Conversation compaction and the durable instruction checkpoint are separate. Before each model step, V2 compares live instruction sources with what that session’s model was last told. Ordinary changes are durable chronological system updates and do not rewrite the established instruction baseline. After a completed compaction, the next model step creates a fresh instruction baseline from current sources. If a source is temporarily unavailable, V2 restates the last-applied value instead of treating it as removed. Session movement and a committed revert reset the instruction checkpoint as well. See Instructions for source ordering and update behavior.

Current limitations

  • prune is reserved configuration; V1-style in-place tool-output pruning is not implemented in V2.
  • Compaction requires a resolvable model with a positive catalog context limit. There is no separate compaction-model setting or fallback model.

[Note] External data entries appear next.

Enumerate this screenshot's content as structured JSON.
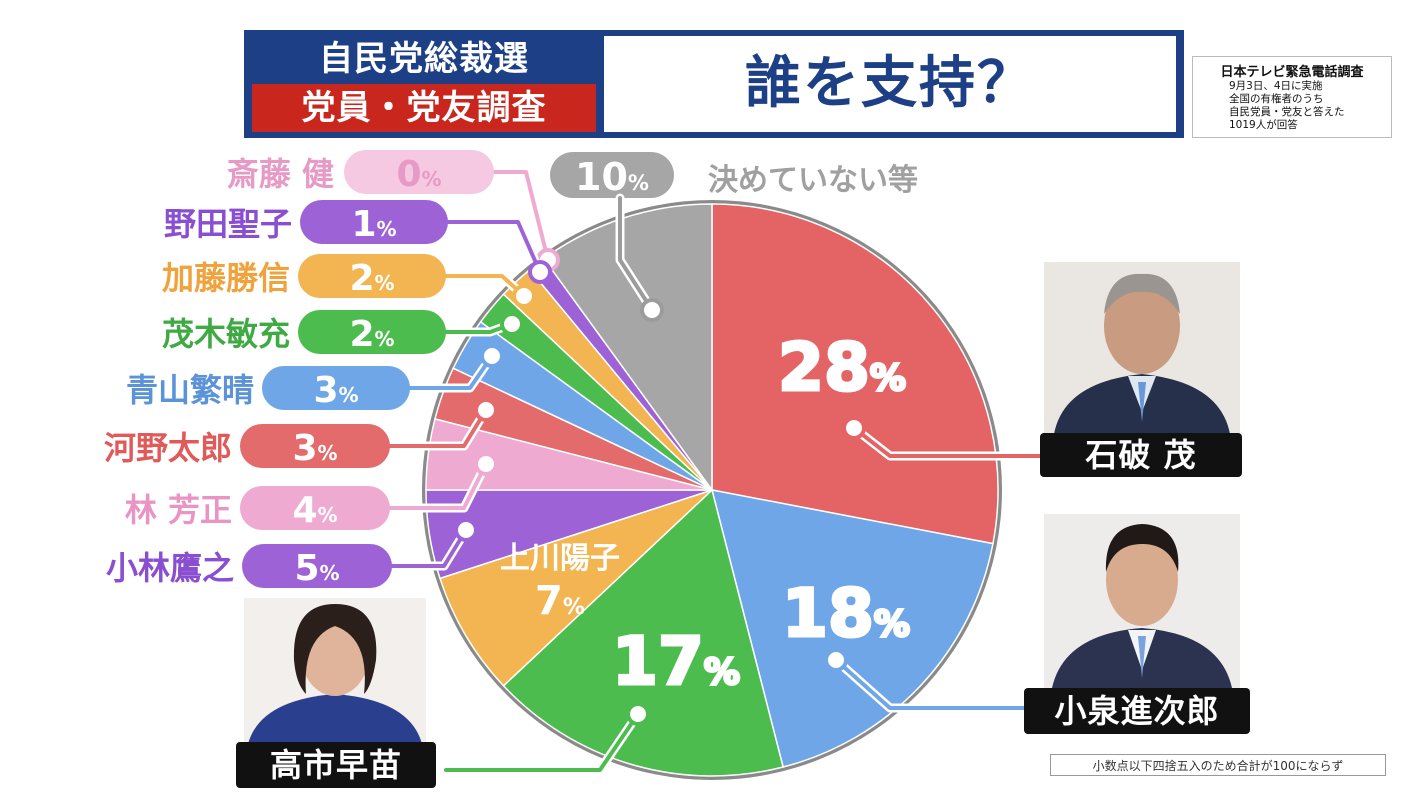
{
  "header": {
    "title_top": "自民党総裁選",
    "title_bottom": "党員・党友調査",
    "question": "誰を支持？"
  },
  "survey_note": {
    "source": "日本テレビ緊急電話調査",
    "lines": [
      "9月3日、4日に実施",
      "全国の有権者のうち",
      "自民党員・党友と答えた",
      "1019人が回答"
    ]
  },
  "footnote": "小数点以下四捨五入のため合計が100にならず",
  "colors": {
    "navy": "#1d3f86",
    "red_band": "#c9261e"
  },
  "chart_data": {
    "type": "pie",
    "title": "誰を支持？",
    "unit": "%",
    "slices": [
      {
        "name": "石破 茂",
        "value": 28,
        "label": "28%",
        "color": "#e46364"
      },
      {
        "name": "小泉進次郎",
        "value": 18,
        "label": "18%",
        "color": "#6fa6e8"
      },
      {
        "name": "高市早苗",
        "value": 17,
        "label": "17%",
        "color": "#4dbc4f"
      },
      {
        "name": "上川陽子",
        "value": 7,
        "label": "7%",
        "color": "#f2b552"
      },
      {
        "name": "小林鷹之",
        "value": 5,
        "label": "5%",
        "color": "#9d62d6"
      },
      {
        "name": "林 芳正",
        "value": 4,
        "label": "4%",
        "color": "#eeaad0"
      },
      {
        "name": "河野太郎",
        "value": 3,
        "label": "3%",
        "color": "#e46b6b"
      },
      {
        "name": "青山繁晴",
        "value": 3,
        "label": "3%",
        "color": "#6fa6e8"
      },
      {
        "name": "茂木敏充",
        "value": 2,
        "label": "2%",
        "color": "#4dbc4f"
      },
      {
        "name": "加藤勝信",
        "value": 2,
        "label": "2%",
        "color": "#f2b552"
      },
      {
        "name": "野田聖子",
        "value": 1,
        "label": "1%",
        "color": "#9d62d6"
      },
      {
        "name": "斎藤 健",
        "value": 0,
        "label": "0%",
        "color": "#eeaad0"
      },
      {
        "name": "決めていない等",
        "value": 10,
        "label": "10%",
        "color": "#a6a6a6"
      }
    ]
  }
}
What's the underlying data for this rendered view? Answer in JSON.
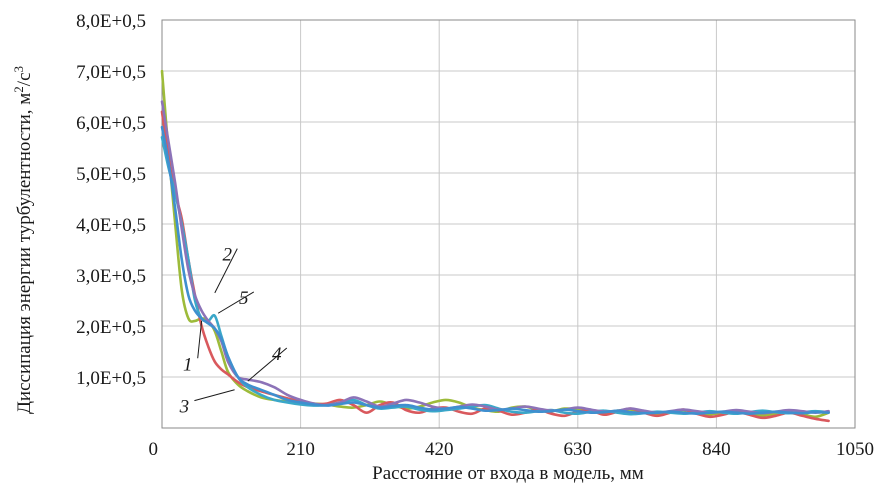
{
  "chart_data": {
    "type": "line",
    "xlabel": "Расстояние от входа в модель, мм",
    "ylabel": "Диссипация энергии турбулентности, м",
    "ylabel_sup1": "2",
    "ylabel_mid": "/с",
    "ylabel_sup2": "3",
    "xlim": [
      0,
      1050
    ],
    "ylim": [
      0,
      8
    ],
    "grid": true,
    "x_ticks": [
      0,
      210,
      420,
      630,
      840,
      1050
    ],
    "x_tick_labels": [
      "0",
      "210",
      "420",
      "630",
      "840",
      "1050"
    ],
    "y_ticks": [
      1,
      2,
      3,
      4,
      5,
      6,
      7,
      8
    ],
    "y_tick_labels": [
      "1,0E+0,5",
      "2,0E+0,5",
      "3,0E+0,5",
      "4,0E+0,5",
      "5,0E+0,5",
      "6,0E+0,5",
      "7,0E+0,5",
      "8,0E+0,5"
    ],
    "series": [
      {
        "name": "1",
        "color": "#9dbb3a",
        "x": [
          0,
          10,
          20,
          30,
          40,
          50,
          60,
          70,
          80,
          90,
          100,
          115,
          130,
          150,
          170,
          190,
          210,
          230,
          250,
          270,
          290,
          310,
          330,
          350,
          370,
          390,
          410,
          430,
          450,
          470,
          490,
          510,
          530,
          550,
          570,
          590,
          610,
          630,
          650,
          670,
          690,
          710,
          730,
          750,
          770,
          790,
          810,
          830,
          850,
          870,
          890,
          910,
          930,
          950,
          970,
          990,
          1010
        ],
        "y": [
          7.0,
          5.4,
          4.0,
          2.7,
          2.15,
          2.1,
          2.15,
          2.1,
          1.9,
          1.5,
          1.1,
          0.85,
          0.72,
          0.6,
          0.55,
          0.52,
          0.5,
          0.48,
          0.46,
          0.42,
          0.4,
          0.45,
          0.52,
          0.45,
          0.38,
          0.42,
          0.5,
          0.55,
          0.5,
          0.4,
          0.35,
          0.32,
          0.4,
          0.42,
          0.35,
          0.33,
          0.38,
          0.37,
          0.32,
          0.3,
          0.34,
          0.36,
          0.3,
          0.28,
          0.32,
          0.35,
          0.3,
          0.27,
          0.3,
          0.33,
          0.28,
          0.25,
          0.28,
          0.3,
          0.27,
          0.22,
          0.3
        ]
      },
      {
        "name": "2",
        "color": "#d9595d",
        "x": [
          0,
          10,
          20,
          30,
          40,
          50,
          60,
          70,
          80,
          90,
          100,
          115,
          130,
          150,
          170,
          190,
          210,
          230,
          250,
          270,
          290,
          310,
          330,
          350,
          370,
          390,
          410,
          430,
          450,
          470,
          490,
          510,
          530,
          550,
          570,
          590,
          610,
          630,
          650,
          670,
          690,
          710,
          730,
          750,
          770,
          790,
          810,
          830,
          850,
          870,
          890,
          910,
          930,
          950,
          970,
          990,
          1010
        ],
        "y": [
          6.2,
          5.3,
          4.6,
          4.1,
          3.3,
          2.6,
          2.0,
          1.6,
          1.3,
          1.15,
          1.05,
          0.9,
          0.8,
          0.72,
          0.65,
          0.58,
          0.52,
          0.47,
          0.48,
          0.55,
          0.45,
          0.3,
          0.45,
          0.5,
          0.35,
          0.3,
          0.38,
          0.4,
          0.32,
          0.28,
          0.38,
          0.34,
          0.26,
          0.3,
          0.36,
          0.28,
          0.24,
          0.32,
          0.34,
          0.26,
          0.32,
          0.38,
          0.3,
          0.24,
          0.3,
          0.36,
          0.28,
          0.22,
          0.26,
          0.32,
          0.26,
          0.2,
          0.24,
          0.3,
          0.24,
          0.18,
          0.14
        ]
      },
      {
        "name": "3",
        "color": "#3aa7c9",
        "x": [
          0,
          10,
          20,
          30,
          40,
          50,
          60,
          70,
          80,
          90,
          100,
          115,
          130,
          150,
          170,
          190,
          210,
          230,
          250,
          270,
          290,
          310,
          330,
          350,
          370,
          390,
          410,
          430,
          450,
          470,
          490,
          510,
          530,
          550,
          570,
          590,
          610,
          630,
          650,
          670,
          690,
          710,
          730,
          750,
          770,
          790,
          810,
          830,
          850,
          870,
          890,
          910,
          930,
          950,
          970,
          990,
          1010
        ],
        "y": [
          5.7,
          5.1,
          4.6,
          4.0,
          3.3,
          2.5,
          2.15,
          2.1,
          2.2,
          1.8,
          1.4,
          1.0,
          0.8,
          0.65,
          0.55,
          0.5,
          0.46,
          0.44,
          0.45,
          0.5,
          0.55,
          0.45,
          0.38,
          0.4,
          0.42,
          0.36,
          0.33,
          0.35,
          0.38,
          0.42,
          0.45,
          0.38,
          0.32,
          0.3,
          0.33,
          0.35,
          0.3,
          0.28,
          0.32,
          0.34,
          0.3,
          0.27,
          0.29,
          0.32,
          0.3,
          0.28,
          0.3,
          0.33,
          0.3,
          0.28,
          0.31,
          0.34,
          0.31,
          0.29,
          0.31,
          0.33,
          0.31
        ]
      },
      {
        "name": "4",
        "color": "#8c73b8",
        "x": [
          0,
          10,
          20,
          30,
          40,
          50,
          60,
          70,
          80,
          90,
          100,
          115,
          130,
          150,
          170,
          190,
          210,
          230,
          250,
          270,
          290,
          310,
          330,
          350,
          370,
          390,
          410,
          430,
          450,
          470,
          490,
          510,
          530,
          550,
          570,
          590,
          610,
          630,
          650,
          670,
          690,
          710,
          730,
          750,
          770,
          790,
          810,
          830,
          850,
          870,
          890,
          910,
          930,
          950,
          970,
          990,
          1010
        ],
        "y": [
          6.4,
          5.6,
          4.8,
          3.9,
          3.1,
          2.6,
          2.3,
          2.1,
          1.95,
          1.7,
          1.3,
          1.0,
          0.95,
          0.9,
          0.8,
          0.65,
          0.55,
          0.48,
          0.45,
          0.5,
          0.6,
          0.52,
          0.42,
          0.48,
          0.55,
          0.5,
          0.42,
          0.38,
          0.42,
          0.46,
          0.42,
          0.36,
          0.38,
          0.42,
          0.38,
          0.34,
          0.36,
          0.4,
          0.36,
          0.32,
          0.34,
          0.38,
          0.34,
          0.3,
          0.33,
          0.36,
          0.33,
          0.3,
          0.32,
          0.35,
          0.32,
          0.29,
          0.32,
          0.35,
          0.33,
          0.3,
          0.33
        ]
      },
      {
        "name": "5",
        "color": "#3f8fcf",
        "x": [
          0,
          10,
          20,
          30,
          40,
          50,
          60,
          70,
          80,
          90,
          100,
          115,
          130,
          150,
          170,
          190,
          210,
          230,
          250,
          270,
          290,
          310,
          330,
          350,
          370,
          390,
          410,
          430,
          450,
          470,
          490,
          510,
          530,
          550,
          570,
          590,
          610,
          630,
          650,
          670,
          690,
          710,
          730,
          750,
          770,
          790,
          810,
          830,
          850,
          870,
          890,
          910,
          930,
          950,
          970,
          990,
          1010
        ],
        "y": [
          5.9,
          5.2,
          4.3,
          3.3,
          2.6,
          2.3,
          2.15,
          2.05,
          1.95,
          1.75,
          1.4,
          1.0,
          0.85,
          0.75,
          0.65,
          0.55,
          0.5,
          0.46,
          0.44,
          0.47,
          0.5,
          0.45,
          0.4,
          0.43,
          0.45,
          0.4,
          0.36,
          0.38,
          0.41,
          0.38,
          0.34,
          0.35,
          0.38,
          0.35,
          0.32,
          0.33,
          0.36,
          0.33,
          0.3,
          0.31,
          0.34,
          0.31,
          0.29,
          0.3,
          0.32,
          0.3,
          0.28,
          0.3,
          0.32,
          0.3,
          0.28,
          0.3,
          0.32,
          0.3,
          0.29,
          0.31,
          0.3
        ]
      }
    ],
    "curve_labels": [
      {
        "text": "1",
        "point": [
          60,
          2.1
        ],
        "label_at": [
          45,
          1.25
        ]
      },
      {
        "text": "2",
        "point": [
          80,
          2.65
        ],
        "label_at": [
          105,
          3.4
        ]
      },
      {
        "text": "3",
        "point": [
          110,
          0.75
        ],
        "label_at": [
          40,
          0.42
        ]
      },
      {
        "text": "4",
        "point": [
          130,
          0.92
        ],
        "label_at": [
          180,
          1.45
        ]
      },
      {
        "text": "5",
        "point": [
          85,
          2.25
        ],
        "label_at": [
          130,
          2.55
        ]
      }
    ]
  }
}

  • Summary generation can fail if the summary prompt itself cannot fit beside its output allowance, the model returns no summary, or the provider fails.
  • Automatic and overflow compaction need older conversation context that can be replaced. A provider overflow can still surface when there is no compressible head or fixed instructions and tool schemas dominate the request.
  • Overflow recovery retries only once per step. Token estimation is heuristic, so it cannot prevent every provider-specific overflow.
  • Earlier durable messages remain stored even though they are no longer in the active model context.
V1 used additional tail-turn and pruning behavior. Those V1 details are only migration context; the settings and behavior on this page describe V2.